Last modified: 2014-03-23 23:50:31 UTC
The Apache or MediaWiki configuration for Wikipedia appears to decode percent-encoded "/"s and ":"s in URLs. This means that, for example, https://en.wikipedia.org/wiki/Wikipedia%3AAbout shows the same page as https://en.wikipedia.org/wiki/Wikipedia:About. Similarly, https://en.wikipedia.org/wiki/Wikipedia_talk%3AArbitration%2FRequests%2FCase%2FShakespeare_authorship_question%2FProposed_decision is a valid URL for https://en.wikipedia.org/wiki/Wikipedia_talk:Arbitration/Requests/Case/Shakespeare_authorship_question/Proposed_decision. The escaping results in incredibly-verbose robots.txt rules, see https://en.wikipedia.org/robots.txt , but even our existing rules don't account for %2Fs in place of "/"s. We should either redirect or reject these URLs.
(In reply to LFaraone from comment #0) > The escaping results in incredibly-verbose robots.txt rules ...which is not a problem per-se. > but even our existing rules don't account for %2Fs in place of "/"s. So these rules could be fixed to support that too? > We should either redirect or reject these URLs. I cannot follow yet the advantage of this proposal. What is the problem you would like to solve in this bug report?
LFaraone: Can you please answer comment 1?
(In reply to Andre Klapper from comment #1) > > The escaping results in incredibly-verbose robots.txt rules > > ...which is not a problem per-se. > > > but even our existing rules don't account for %2Fs in place of "/"s. > > So these rules could be fixed to support that too? > > > We should either redirect or reject these URLs. > > I cannot follow yet the advantage of this proposal. > > What is the problem you would like to solve in this bug report? Yes, we could try and guess *every* *single* *possible* encoding of a URL and include it in robots.txt. So, for WT:BLP/N, that means we'll need to have these entries: Disallow: /wiki/Wikipedia_talk:Biographies_of_living_persons/Noticeboard/ Disallow: /wiki/Wikipedia_talk:Biographies_of_living_persons/Noticeboard%2F* Disallow: /wiki/Wikipedia_talk:Biographies_of_living_persons%2FNoticeboard/ Disallow: /wiki/Wikipedia_talk:Biographies_of_living_persons%2FNoticeboard%2F* Disallow: /wiki/Wikipedia_talk%3ABiographies_of_living_persons/Noticeboard/ Disallow: /wiki/Wikipedia_talk%3ABiographies_of_living_persons/Noticeboard%2F* Disallow: /wiki/Wikipedia_talk%3ABiographies_of_living_persons%2FNoticeboard/ Disallow: /wiki/Wikipedia_talk%3ABiographies_of_living_persons%2FNoticeboard%2F* This way leads madness. We want to express one specific thing, disallowing access to pages that are below an article name path. To accomplish that, we need 8 (!!) rules. This makes the list hard to manage, especially since it is edited by hand. We'll almost certainly miss things.
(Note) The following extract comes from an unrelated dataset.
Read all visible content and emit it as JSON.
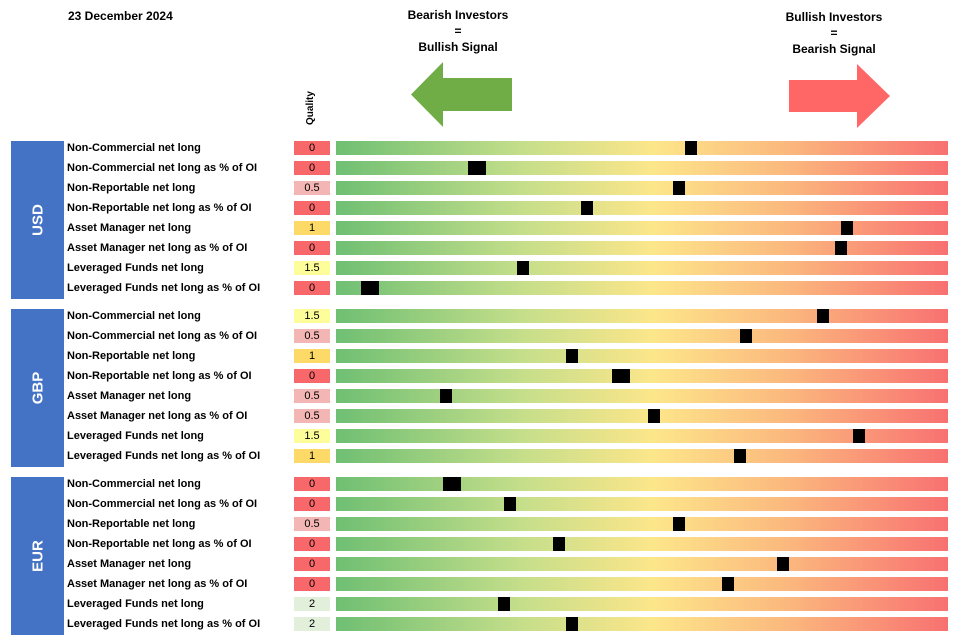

Is there any reason to believe that more aggressive URL canonicalization will affect robots.txt entries? I'm not sure there's a valid use-case here. In reply to comment 3, I'd suggest that you could turn each of those underscores into " " or "%20" or "__" and come up with thousands more permutations. :-) Given that Squid caching is prefix-based, more aggressive URL canonicalization would have been (or would be) helpful in that context. That is, as I understand it, Squid viewed "/wiki/Wikipedia_talk%3AB" and "/wiki/Wikipedia_talk:B" as distinct URLs and would cache both separately. I'm not sure the same is true of Varnish (which is what Wikimedia wikis now use), though improving Squid behavior alone might make this a valid request.
As the question whether (our) Varnish can handle this was raised: Yes it can, there's normalize_path (which essentially does the same as MediaWiki's wfUrlencode) in modules/varnish/templates/vcl/wikimedia.vcl.erb.